BOWIE – The mayor and city council unanimously passed a $46.3 million general fund budget for 2015 Monday night, which includes a pay raise for all employees and keeps the property tax rate stagnant. Assistant City Manager John Fitzwater said the budget, which the mayor and council passed unanimously, includes a 1.85 percent cost-of-living […]
BOWIE – The mayor and city council unanimously passed a $46.3 million general fund budget for 2015 Monday night, which includes a pay raise for all employees and keeps the property tax rate stagnant.
Assistant City Manager John Fitzwater said the budget, which the mayor and council passed unanimously, includes a 1.85 percent cost-of-living increase for all city employees, while eligible city employees will receive step increases.
The mayor and council also passed a $7.58 million capital budget, which includes $1.1 million for a proposed sports facility. The money will be spent toward finding a site and a project developer, Fitzwater said. The city hopes to begin construction in fiscal year 2016 and open it by Dec. 2018.
According to the city manager’s proposed 2015 budget the speed camera program has helped to reduce average speeds in areas located near schools. Speed camera revenue declined by 36 percent between FY13 and FY14. The city expects a further 5 percent drop to $926,800 in FY15.
The budget also includes $345,671 to add four officers to the city’s police force and $43,200 for two electric motorcycles.
Bowie Mayor Pro Tem Isaac Trouth said the sports facility was a major issue the mayor and council wanted to address. He said the budget meets many of the goals the council hoped to achieve.
“Going into the council session we did not to increase the taxes for services,” Trouth said. “One of the big things for us was also the police department, we need to really increase the size of the force of the police department…those were just a few of the things that we really wanted to accomplish.
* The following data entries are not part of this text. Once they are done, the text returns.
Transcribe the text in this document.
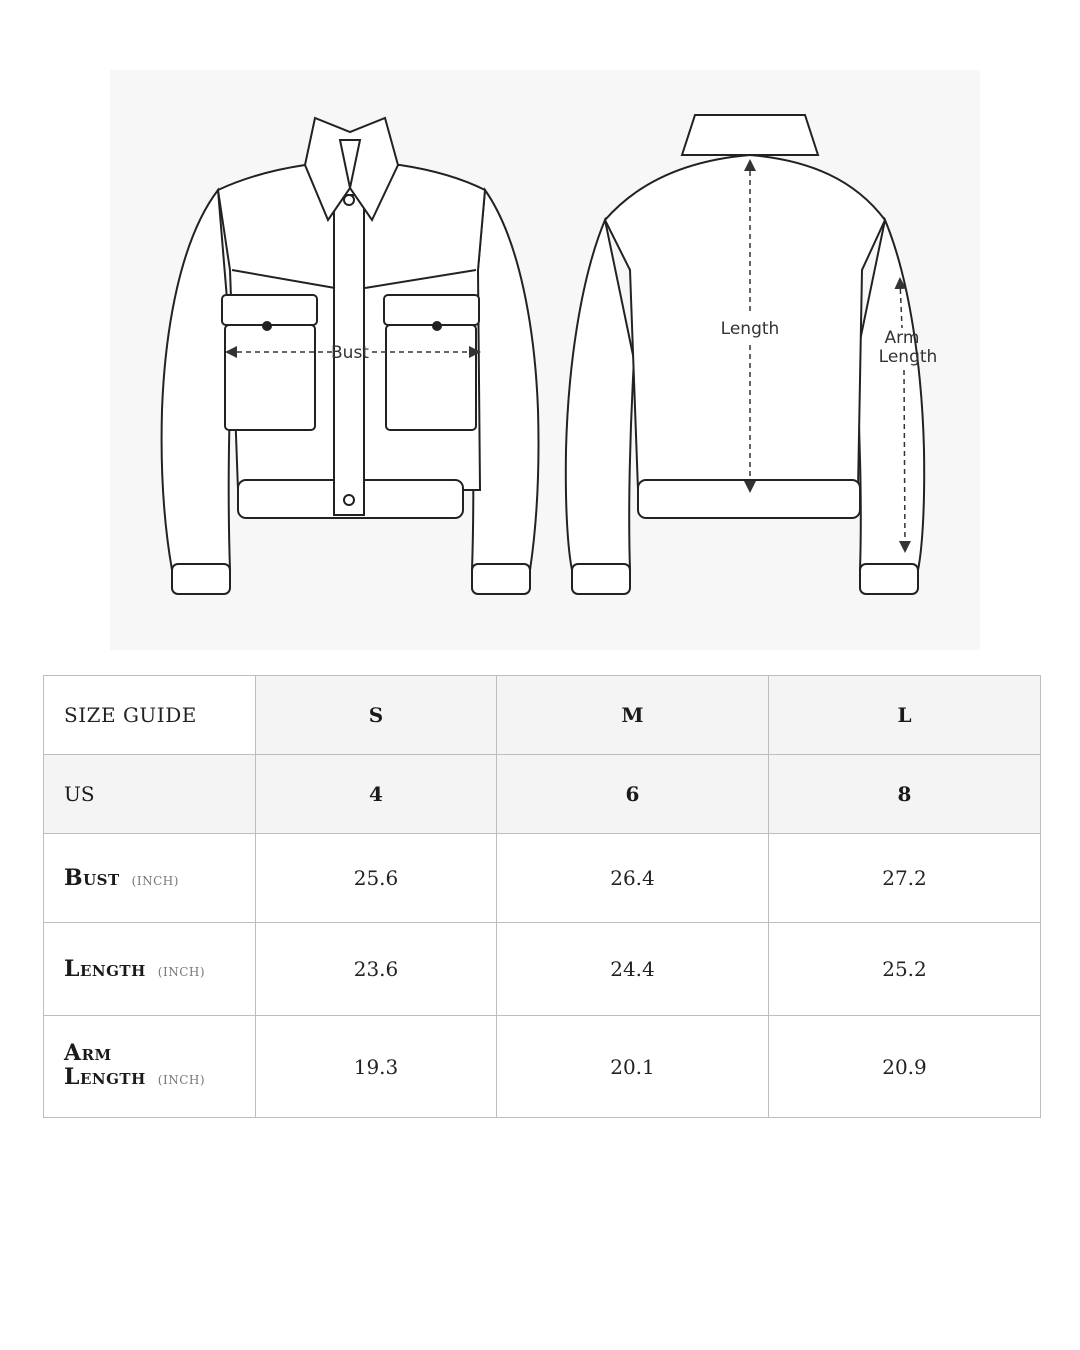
Bust
Length	Arm
Length
SIZE GUIDE	S	M	L
US	4	6	8
Bust (INCH)	25.6	26.4	27.2
Length (INCH)	23.6	24.4	25.2

Arm
Length (INCH)	19.3	20.1	20.9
One of the major objectives of this council was to make sure the taxes do not go up,” said Trouth. “In addition, we do not want to reduce our call services responsibility.”
David McGowan a dispatcher for the county’s call center said the city’s idea to create its own call center in Bowie is not a good idea.
“The cost to the citizens is not worth any perceived benefit that they’re going to get,” said McGowan. “This new call center will not, in my opinion, reduce response times of the police department to emergencies—be it non-emergency, or 911 emergencies—within the city of Bowie. They’re voting on it tonight, $500,000 per year to start, that’s my money and I think if it’s going to be of great benefit to the city, it’s not too much money. But in my opinion, it’s of no benefit to the city or the residents of Bowie therefore it’s a waste of money.”
According to Councilmember Diane Polangin, the council decided on creating a call center a long time ago. The call center was part of the five-year plan, she said, and the council has been discussing funding it for more than a year.
McGowan said if the city starts its own call center it will cause a delay of service for residents.
“All they’re going to do here is take the calls,” McGowan. “They will then probably send the calls over to us via computer where our systems now have to link up and it will go to dispatch and it will go out just as quickly and they will probably no doubt call the non-emergency number sometimes for that because citizens do that and when that happens the non-emergency call center in Bowie, that emergency will have to be transferred over to our call center anyway and it will wait in line with the rest of the calls.”
Polangin, said she disagrees with McGowan’s statements.
“This is a different call center,” she said. “It would connect people directly to Bowie instead of going to Prince George’s County and then figuring out where they are,” said Polangin. “This would not tie anybody up, it will be for people who live in Bowie and need help in Bowie. It’s not going to delay anything.”